Wind’s picking up.  Parasols ruffle, fountain jets spit haphazardly in all directions.  Hoods drawn, feet hasten, scarves are clutched to necks.  A woman dressed in bold primary colors walks by, covering her head with a large scarf that billows and waves behind her.  Her head and face are completely covered, like a colorblock ghost.

Fat raindrops descend.

Mon petit bonheur

C’est au milieu de l’été, un temps impossible à préciser : tous les jours coulent les uns après les autres, et le temps n’a pas d’importance. Les premiers rayons du soleil teignent le ciel et les oiseaux signalent l’arrivée du matin.  Au début, leur gazouillis ne sont que des bâillements.  Mais progressivement, ils se lèvent et le bruit devient de plus en plus effréné.  “Coucou, lève-toi ! Coucou, lève-toi !”

Bien entendu.  On se lève avec l’excitation de saluer un nouveau jour qui coule dans nos veines.  C’est un dynamisme du corps, presque comme s’il s’était levé avec une chatouille.  On s’habille vite et sans bruit avec les vêtements qui sont les plus proches du lit, et on prend la première gorgée d’eau, la dernière qui reste dans le verre de cette nuit.  Regardant par la fenêtre, on voit que le ciel a une nuance bleue-violette parfaite ; le violet va rougir doucement, et on va pouvoir observer le changement.  On profite de cette lumière, cette teinture qui n’appartient qu’aux matins estivaux, comme si on mettait des lunettes roses.
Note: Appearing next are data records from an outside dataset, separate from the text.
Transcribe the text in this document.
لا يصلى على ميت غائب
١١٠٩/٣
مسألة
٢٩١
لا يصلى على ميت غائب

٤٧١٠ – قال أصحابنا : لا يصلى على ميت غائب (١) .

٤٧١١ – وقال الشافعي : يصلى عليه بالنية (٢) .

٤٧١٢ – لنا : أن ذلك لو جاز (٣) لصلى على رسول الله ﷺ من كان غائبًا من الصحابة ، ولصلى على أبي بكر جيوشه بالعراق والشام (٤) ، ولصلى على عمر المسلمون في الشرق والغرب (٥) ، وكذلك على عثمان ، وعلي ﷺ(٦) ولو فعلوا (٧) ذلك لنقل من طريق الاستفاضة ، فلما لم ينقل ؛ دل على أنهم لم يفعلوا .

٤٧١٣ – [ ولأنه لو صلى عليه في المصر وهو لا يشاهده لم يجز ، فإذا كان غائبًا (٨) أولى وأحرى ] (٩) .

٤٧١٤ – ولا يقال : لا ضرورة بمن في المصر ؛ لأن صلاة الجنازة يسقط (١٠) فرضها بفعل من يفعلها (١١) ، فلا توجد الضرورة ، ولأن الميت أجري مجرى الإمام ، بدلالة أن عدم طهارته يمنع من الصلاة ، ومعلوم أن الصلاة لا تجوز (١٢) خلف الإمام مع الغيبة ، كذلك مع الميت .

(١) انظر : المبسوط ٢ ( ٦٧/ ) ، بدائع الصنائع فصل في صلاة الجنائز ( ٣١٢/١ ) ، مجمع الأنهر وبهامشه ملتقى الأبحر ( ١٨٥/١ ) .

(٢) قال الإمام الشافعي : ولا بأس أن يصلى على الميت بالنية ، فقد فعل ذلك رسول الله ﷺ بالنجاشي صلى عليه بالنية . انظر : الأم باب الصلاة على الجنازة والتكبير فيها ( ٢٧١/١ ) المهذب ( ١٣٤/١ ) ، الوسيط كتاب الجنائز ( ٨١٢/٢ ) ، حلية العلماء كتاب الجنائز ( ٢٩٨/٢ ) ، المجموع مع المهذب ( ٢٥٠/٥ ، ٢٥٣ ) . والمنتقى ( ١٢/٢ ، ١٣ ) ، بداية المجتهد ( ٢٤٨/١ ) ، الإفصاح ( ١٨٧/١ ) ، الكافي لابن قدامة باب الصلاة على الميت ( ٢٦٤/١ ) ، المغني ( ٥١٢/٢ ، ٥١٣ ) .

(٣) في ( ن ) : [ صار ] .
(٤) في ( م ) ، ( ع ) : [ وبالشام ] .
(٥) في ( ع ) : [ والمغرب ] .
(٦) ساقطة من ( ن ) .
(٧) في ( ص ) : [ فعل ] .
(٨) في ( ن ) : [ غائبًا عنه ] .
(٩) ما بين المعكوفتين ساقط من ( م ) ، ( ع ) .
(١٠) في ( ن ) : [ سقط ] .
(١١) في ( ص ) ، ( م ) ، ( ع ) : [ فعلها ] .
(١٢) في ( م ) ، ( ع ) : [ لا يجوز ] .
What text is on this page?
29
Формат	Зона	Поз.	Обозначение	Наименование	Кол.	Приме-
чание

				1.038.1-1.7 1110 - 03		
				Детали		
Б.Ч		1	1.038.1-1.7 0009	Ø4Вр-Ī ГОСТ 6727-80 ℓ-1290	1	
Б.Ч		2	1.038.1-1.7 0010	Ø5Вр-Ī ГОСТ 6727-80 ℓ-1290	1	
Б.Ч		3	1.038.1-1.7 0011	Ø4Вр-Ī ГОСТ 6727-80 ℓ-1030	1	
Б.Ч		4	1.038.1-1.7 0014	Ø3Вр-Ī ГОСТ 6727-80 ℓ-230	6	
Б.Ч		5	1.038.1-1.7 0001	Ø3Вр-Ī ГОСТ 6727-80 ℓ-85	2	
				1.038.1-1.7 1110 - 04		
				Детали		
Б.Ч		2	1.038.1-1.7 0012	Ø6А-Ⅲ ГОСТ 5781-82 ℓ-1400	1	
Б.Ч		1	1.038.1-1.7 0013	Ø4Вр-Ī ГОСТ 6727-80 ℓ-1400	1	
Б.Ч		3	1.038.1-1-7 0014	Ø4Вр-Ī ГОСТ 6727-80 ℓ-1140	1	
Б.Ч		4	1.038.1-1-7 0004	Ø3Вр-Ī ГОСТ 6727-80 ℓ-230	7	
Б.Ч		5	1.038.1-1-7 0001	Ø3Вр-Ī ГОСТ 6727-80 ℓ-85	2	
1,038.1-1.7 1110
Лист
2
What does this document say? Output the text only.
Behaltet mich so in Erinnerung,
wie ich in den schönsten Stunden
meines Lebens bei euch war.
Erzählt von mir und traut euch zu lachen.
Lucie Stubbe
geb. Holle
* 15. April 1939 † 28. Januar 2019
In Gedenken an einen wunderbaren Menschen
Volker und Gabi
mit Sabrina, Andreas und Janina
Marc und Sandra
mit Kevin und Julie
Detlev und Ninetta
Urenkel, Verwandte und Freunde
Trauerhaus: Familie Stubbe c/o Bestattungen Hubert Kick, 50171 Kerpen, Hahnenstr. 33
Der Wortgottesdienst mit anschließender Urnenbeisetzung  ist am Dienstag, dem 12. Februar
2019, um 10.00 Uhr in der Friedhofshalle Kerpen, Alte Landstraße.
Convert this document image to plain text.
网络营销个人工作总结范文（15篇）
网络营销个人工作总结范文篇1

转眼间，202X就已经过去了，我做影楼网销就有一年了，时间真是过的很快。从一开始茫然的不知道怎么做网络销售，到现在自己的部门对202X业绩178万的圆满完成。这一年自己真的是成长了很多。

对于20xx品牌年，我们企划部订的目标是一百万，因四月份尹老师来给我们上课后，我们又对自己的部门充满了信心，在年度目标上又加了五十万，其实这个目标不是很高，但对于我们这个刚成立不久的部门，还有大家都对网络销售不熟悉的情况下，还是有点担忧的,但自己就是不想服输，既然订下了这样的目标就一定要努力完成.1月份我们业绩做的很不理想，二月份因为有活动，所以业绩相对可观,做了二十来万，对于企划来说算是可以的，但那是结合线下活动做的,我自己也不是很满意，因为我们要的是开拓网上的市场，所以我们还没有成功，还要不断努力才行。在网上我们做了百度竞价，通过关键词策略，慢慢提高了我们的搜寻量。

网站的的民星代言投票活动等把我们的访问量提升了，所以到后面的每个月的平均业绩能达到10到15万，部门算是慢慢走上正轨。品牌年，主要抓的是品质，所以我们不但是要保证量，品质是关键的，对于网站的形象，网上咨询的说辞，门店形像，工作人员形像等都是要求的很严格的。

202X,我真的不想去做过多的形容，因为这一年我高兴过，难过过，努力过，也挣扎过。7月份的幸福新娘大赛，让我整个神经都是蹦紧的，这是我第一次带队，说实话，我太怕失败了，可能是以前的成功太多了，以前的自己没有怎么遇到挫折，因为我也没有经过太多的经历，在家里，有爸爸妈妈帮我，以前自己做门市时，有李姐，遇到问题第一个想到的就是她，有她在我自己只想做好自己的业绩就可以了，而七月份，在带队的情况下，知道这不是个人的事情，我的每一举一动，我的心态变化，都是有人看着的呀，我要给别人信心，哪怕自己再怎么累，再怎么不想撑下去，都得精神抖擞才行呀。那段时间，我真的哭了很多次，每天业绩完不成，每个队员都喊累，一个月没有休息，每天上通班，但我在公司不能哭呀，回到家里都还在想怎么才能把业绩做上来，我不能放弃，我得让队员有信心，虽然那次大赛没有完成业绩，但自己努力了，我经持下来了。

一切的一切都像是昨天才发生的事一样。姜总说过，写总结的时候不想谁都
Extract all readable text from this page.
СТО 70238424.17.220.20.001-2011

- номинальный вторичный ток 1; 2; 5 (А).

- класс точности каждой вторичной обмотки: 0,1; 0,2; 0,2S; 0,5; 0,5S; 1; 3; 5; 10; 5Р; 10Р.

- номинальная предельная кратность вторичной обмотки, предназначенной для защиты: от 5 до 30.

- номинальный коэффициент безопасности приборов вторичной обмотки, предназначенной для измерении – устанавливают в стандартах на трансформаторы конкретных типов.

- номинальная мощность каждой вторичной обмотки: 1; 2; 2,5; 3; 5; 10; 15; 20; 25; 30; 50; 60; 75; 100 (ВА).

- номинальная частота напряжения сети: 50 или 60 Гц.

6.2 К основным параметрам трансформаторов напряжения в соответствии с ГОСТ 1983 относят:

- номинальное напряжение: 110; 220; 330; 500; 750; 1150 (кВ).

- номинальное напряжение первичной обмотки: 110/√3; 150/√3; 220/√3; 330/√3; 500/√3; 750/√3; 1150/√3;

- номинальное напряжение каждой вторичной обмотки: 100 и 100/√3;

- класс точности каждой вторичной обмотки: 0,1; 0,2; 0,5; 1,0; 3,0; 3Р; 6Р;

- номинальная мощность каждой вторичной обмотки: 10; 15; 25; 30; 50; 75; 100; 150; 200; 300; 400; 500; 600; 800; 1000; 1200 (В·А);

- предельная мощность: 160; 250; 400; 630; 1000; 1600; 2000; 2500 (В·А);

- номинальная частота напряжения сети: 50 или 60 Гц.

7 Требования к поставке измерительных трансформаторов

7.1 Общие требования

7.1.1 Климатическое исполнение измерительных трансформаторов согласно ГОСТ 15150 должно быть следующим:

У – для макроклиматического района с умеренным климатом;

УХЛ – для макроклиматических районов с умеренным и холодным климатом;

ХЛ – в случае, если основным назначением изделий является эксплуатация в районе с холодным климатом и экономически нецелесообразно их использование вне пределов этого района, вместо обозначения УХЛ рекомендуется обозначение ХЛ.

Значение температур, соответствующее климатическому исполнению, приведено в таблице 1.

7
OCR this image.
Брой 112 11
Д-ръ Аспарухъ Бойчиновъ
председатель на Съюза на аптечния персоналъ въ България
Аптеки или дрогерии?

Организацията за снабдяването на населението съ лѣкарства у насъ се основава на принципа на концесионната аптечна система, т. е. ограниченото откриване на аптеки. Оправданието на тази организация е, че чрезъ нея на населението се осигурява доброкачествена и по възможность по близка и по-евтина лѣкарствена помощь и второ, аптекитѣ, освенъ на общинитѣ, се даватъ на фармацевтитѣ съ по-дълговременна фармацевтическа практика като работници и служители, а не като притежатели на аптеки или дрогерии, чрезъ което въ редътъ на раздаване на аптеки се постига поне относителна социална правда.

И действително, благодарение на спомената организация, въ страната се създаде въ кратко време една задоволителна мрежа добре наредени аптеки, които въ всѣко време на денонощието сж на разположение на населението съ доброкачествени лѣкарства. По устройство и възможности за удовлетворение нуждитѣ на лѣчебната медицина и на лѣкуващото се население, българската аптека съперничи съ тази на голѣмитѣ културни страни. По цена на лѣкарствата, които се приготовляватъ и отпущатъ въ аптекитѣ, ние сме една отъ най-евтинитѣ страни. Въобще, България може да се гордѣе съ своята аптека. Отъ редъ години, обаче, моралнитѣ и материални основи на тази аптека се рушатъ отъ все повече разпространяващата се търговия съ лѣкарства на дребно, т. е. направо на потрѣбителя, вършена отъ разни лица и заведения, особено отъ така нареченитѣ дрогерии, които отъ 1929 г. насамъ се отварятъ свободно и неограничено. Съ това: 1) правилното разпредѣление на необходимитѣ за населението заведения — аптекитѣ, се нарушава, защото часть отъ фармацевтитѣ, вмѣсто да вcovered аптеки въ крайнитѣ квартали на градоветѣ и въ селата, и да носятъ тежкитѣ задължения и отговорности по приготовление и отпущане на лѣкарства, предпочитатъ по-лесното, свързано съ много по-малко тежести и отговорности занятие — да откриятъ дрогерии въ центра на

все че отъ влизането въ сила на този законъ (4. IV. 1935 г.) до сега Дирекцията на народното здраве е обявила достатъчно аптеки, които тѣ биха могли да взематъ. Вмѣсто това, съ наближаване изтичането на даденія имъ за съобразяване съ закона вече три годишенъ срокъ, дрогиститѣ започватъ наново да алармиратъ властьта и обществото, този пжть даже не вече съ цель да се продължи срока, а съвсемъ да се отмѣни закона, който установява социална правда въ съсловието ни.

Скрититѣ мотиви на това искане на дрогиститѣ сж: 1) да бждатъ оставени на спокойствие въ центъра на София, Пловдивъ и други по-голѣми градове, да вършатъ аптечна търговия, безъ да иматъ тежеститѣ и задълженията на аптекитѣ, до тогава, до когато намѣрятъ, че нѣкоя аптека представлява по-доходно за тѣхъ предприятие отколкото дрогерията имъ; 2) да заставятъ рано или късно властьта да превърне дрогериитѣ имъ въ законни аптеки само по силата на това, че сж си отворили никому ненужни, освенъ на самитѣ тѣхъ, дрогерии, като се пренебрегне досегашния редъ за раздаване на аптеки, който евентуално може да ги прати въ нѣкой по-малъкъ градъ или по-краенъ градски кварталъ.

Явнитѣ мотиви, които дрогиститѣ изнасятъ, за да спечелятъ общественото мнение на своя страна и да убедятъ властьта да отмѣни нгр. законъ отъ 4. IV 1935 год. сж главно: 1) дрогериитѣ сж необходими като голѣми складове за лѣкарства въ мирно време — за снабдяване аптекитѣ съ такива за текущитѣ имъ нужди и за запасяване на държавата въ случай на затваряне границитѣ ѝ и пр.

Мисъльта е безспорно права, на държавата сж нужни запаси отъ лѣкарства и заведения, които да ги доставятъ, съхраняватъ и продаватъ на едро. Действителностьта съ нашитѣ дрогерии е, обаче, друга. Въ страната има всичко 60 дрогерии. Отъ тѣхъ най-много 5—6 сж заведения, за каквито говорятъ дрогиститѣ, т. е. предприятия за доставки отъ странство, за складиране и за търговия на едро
C’est parti.  Bouger le corps, ça fait du bien.  On sort en douce, et on entre dans le jardin.  Il ne faut pas aller plus loin que notre propre jardin ; voir le visage d’un autre casserait cette ambiance parfaite.  On s’étire comme un chat au soleil, et ensuite, au boulot.  Les framboisiers attendent.  En s’approchant, les framboises à peine mûres semblent luire.  C’est trop difficile de résister à la tentation, et la première framboise cueillie va directement à la bouche ; la baie éclate, les graines croquent, et on déguste le jus sucré, acide, parfumé.

Dans cette instant d’une calme immobilité, on hésite même à respirer trop fort.  Le temps est immatériel, et tout est possible.  Les traces de nos rêves de cette nuit n’ont pas encore disparu, et la réalité est encore floue.  On se sent capable de tout faire…mais il n’y en a pas besoin.  Cette sacrée bouchée prise au moment parfait est une hostie à savourer.  On va décider le programme d’aujourd’hui après une tournée de gaufres aux framboises.  Après avoir avalé la bouchée, on retourne au boulot.  La journée a commencé.